For some patients who remain in remission long enough, your doctor may consider a trial period off of the TKI targeted therapy. This requires very close blood monitoring to look for signs of relapse of the leukemia, but it can allow some patients to stop taking chemotherapy permanently.
Chemotherapy may be used for CML that does not respond to targeted therapy or has not improved after treatment with TKIs.
Stem cell transplantation may be an option, especially when disease is in the accelerated or blast phase (see Stem Cell Transplantation, page 8). Allogeneic stem cell recipients may also receive a donor lymphocyte infusion from the original allogeneic blood stem cell donor to boost the attack on leukemia cells. A donor lymphocyte infusion is used to kill the remaining CML cells that have not gone away completely or have come back following the stem cell transplant.
Immunotherapy is not typically used as the first treatment for this disease. Cytokine immunotherapy works by introducing large amounts of the laboratory-made cytokines to the immune system to promote specific immune responses.
Drug therapies for CMLThese therapies may be used alone or in combination.
|busulfan (Busulfex, Myleran)|
|imatinib mesylate (Gleevec)|
|omacetaxine mepesuccinate (Synribo)|
As of 10/13/21
Relapses or Resistant CML
The goal of CML treatment is to reach remission, which occurs when leukemia is not detected in the body and there are no symptoms. However, remission may be temporary or permanent. When CML returns, it is called relapses CML. Sometimes, the leukemia does not respond to treatment or stops responding. This is called resistant CML.
Understanding Blood and Bone Marrow
Following are some of the components and functions of blood and bone marrow.
Blood is composed of red blood cells (erythrocytes), white blood cells (granulocytes, monocytes and lymphocytes), platelets and other substances suspended in fluid called plasma.
Blood stem cells are immature cells that can develop into all types of blood cells, including white blood cells, red blood cells and platelets. They may also be called hematopoietic (pronounced hee-MA-toh-poy-EH-tik) stem cells.
Bone marrow is the soft, spongy center of some bones, where blood is created.
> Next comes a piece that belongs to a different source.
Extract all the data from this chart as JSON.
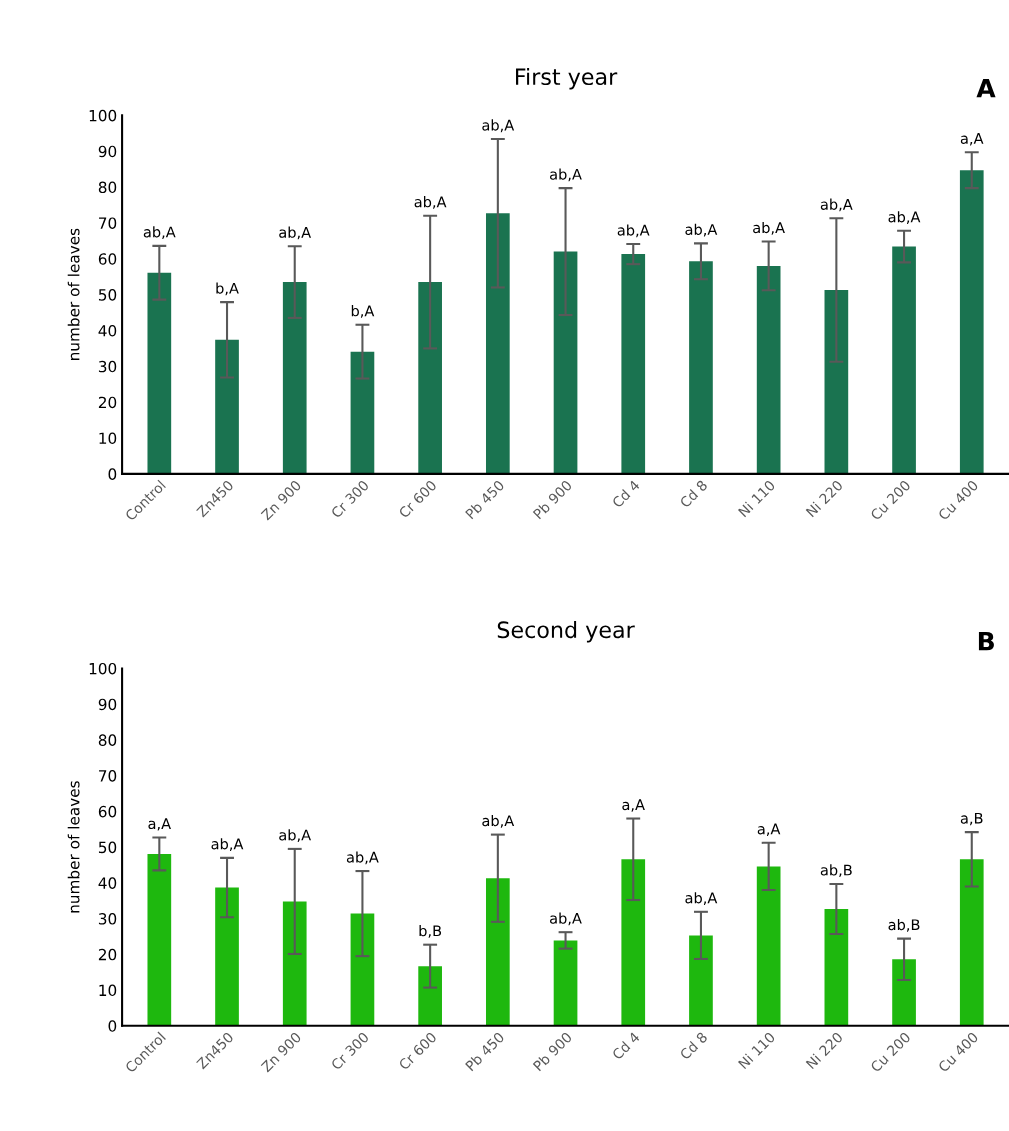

Granulocyte is a type of immune cell that has granules (small particles) with enzymes that are released during infections, allergic reactions and asthma. Neutrophils, eosinophils and basophils are granulocytes, which are a type of white blood cell.
Hematopoietic stem cell is an immature cell that can develop into all types of blood cells, including white blood cells, red blood cells and platelets. Hematopoietic stem cells are found in the peripheral blood and the bone marrow.
Lymphoid refers to lymphocytes, a type of white blood cell.
Myeloblast is a type of immature white blood cell that forms in the bone marrow. Myeloblasts become mature white blood cells called granulocytes, which include neutrophils, basophils and eosinophils.
Myeloid refers to bone marrow and may also describe certain types of hematopoietic (blood-forming) cells found in the bone marrow. Myeloid is sometimes used as a synonym for myelogenous.
Plasma is the liquid component of blood that carries water, nutrients, hormones, proteins and enzymes to many parts of the body.
Plasma cells produce antibodies to help fight germs and viruses and to stop infection and disease. They are primarily found in the bone marrow.
Platelets are blood cells that gather around wounds to form clots and stop bleeding. They also play a part in repairing wounds and creating new blood vessels.
Red blood cells carry oxygen from the lungs to other parts of the body.
White blood cells help the body fight infection.